あいだ:そもそも、それは描けないんです。たとえば、40ページを学校の中だけでやりとりするとなると、思考が停止してしまう。『圏外プリンセス』はモテないキャラだったので、できたけれど、モテる女子とかいわゆる普通の女の子を学校で動かすとなると、どうにも嘘っぽくなってしまって何も描けなくなるので、それよりは、事件が起こって乗り越えて…という展開を描きたいなと思うんです。

――『圏外プリンセス』終了後は、ショート作品の『小波ちゃんのささくれ』の連載がありましたよね。最近、ファッション雑誌『MORE』の公式サイトでの連載もスタートしたこちらの作品は、どのように描かれていったのでしょうか?

あいだ:当時、少し体調を崩していて、月2回のページ数が多い連載が厳しかったのと、以前からエッセイやショートをやってみたいと思っていたこともあって、相談して描かせてもらいました。

当初はもう少しエッセイっぽい雰囲気にするつもりだったんですが、『マーガレット』の読者は中高生がメインなので、私自身の心の声でやりすぎるとちょっと違うかなと思って、テンション高めの作品ではなく、もう少し抑え気味なキャラクターにしてみようかというところでやってみたんですが、とても楽しかったですね。

――主人公の小波ちゃんは、タイトル通り、あれこれ気にしすぎて心にささくれを作っているような女の子ですよね。

あいだ:小波はすごく私に近いんです。私自身、あそこまで静かなタイプではないんですが、自意識過剰すぎるところがあって、「今、あの人、私のことこう思っているんじゃないかな」とかめちゃくちゃ考えてしまう。
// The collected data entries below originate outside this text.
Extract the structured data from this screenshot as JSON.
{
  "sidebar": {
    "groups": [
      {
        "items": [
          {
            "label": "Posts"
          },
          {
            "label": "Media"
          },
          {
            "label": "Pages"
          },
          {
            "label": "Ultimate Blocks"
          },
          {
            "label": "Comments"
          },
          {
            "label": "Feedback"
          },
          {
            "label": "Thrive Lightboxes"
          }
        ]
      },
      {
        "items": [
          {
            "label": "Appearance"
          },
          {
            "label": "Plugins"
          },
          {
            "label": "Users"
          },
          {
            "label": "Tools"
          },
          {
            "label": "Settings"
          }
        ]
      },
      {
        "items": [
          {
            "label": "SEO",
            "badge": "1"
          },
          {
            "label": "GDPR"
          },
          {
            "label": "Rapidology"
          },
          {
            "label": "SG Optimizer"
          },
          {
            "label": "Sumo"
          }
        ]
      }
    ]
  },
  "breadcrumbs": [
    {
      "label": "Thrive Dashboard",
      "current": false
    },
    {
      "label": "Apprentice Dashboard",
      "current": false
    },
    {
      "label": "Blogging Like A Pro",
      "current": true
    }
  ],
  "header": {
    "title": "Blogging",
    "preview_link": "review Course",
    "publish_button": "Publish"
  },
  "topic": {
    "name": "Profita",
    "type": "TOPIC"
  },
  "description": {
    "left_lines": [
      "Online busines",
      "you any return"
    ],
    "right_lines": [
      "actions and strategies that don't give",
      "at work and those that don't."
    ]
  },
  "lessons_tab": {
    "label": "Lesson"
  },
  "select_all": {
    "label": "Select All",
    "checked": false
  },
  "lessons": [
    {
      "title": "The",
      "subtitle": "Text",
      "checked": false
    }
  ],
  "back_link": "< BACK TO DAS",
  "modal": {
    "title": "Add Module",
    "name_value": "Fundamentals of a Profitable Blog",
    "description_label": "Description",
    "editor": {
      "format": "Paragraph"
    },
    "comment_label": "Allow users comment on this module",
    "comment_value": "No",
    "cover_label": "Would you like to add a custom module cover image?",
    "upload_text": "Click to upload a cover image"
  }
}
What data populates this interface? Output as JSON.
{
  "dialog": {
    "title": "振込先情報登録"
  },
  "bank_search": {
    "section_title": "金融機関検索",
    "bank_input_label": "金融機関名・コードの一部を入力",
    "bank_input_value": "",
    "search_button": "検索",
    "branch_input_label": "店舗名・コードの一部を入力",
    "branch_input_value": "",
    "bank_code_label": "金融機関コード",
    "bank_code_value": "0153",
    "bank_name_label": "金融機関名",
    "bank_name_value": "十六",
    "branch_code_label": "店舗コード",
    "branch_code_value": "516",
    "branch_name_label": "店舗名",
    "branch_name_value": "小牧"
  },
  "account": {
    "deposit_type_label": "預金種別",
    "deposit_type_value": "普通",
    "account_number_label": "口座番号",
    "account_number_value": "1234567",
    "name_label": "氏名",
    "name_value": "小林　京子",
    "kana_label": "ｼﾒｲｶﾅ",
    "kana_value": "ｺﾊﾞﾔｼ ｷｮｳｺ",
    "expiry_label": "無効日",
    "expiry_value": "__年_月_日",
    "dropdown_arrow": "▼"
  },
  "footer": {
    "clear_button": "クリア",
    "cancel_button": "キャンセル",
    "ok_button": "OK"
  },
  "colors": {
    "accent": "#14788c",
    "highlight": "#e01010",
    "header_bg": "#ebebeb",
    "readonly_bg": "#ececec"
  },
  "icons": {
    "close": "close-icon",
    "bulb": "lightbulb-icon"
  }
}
「迷惑をかけないように」って考えすぎて空回りして、結局、相手は何も気にしていなくてずっこける…みたいなことも多くて、その話を担当さんにしたら「わかるわかる」という話になり、ちょっと面倒くさい女の子の話になっていったんです。

『アナログドロップ』誕生の裏には、あの80年代ドラマたちが?

――『スイッチガール!!』の仁香や『圏外プリンセス』の美人、いずれにしてもあいだ先生の描く主人公は、いわゆる少女漫画らしい主人公とは一味違うとすごく感じるのですが、キャラクター作りはどのようにされているのでしょうか?

あいだ:主人公にキャラクターをしっかり入れようとしているわけではないです。ただ、少女漫画のアイコン的なキャラにすると、自分の頭が動かなくなってしまうでんですよね。私は性格的に気が強いところがあるので、受け身の主人公だと描いていて苦しくなってしまう。なので、強さやアクをつけて、キャラクターとして動かせる主人公を考えていくうちに自然に王道ではなくなっていく…という感じです。

――ということは、主人公は先生の分身のような感じで生まれてきている?

あいだ:『スイッチガール!!』の仁香なんかは、まさに私の経験から出来上がったキャラクターですね。ただ、『アナログドロップ』の亜紅は、結構違うものから出てきました。私自身の中にはあまりないキャラクター。これまでの作品であれば、脇役で出てくるようなキャラを主人公に持ってきた感覚で描いています。

――『アナログドロップ』の悪紅は、自分大好きな悪女で、かなり強烈なキャラクターですが、彼女を含め、この作品のコンセプトはどのように誕生したのでしょうか?

あいだ:まず、新連載でタイムスリップものを描こうかという流れになり、私は大映ドラマが好きで、80年代のドラマみたいな熱い感じがいいですよねという話をしていて、80年代に戻る話にしようということになりました。

最初は、普通の女子高生の主人公を考えていたんですが、編集さんから「それだと、受け手になりすぎて、キャラが立たなくなるのでは」と言われて、それもそうだなと思って「じゃあ、悪い奴にしてみたらどうですかね」と軽い気持ちで言ったら、編集さんが「それ、よくないですか?」とはまったので、悪い主人公で描き始めていきました。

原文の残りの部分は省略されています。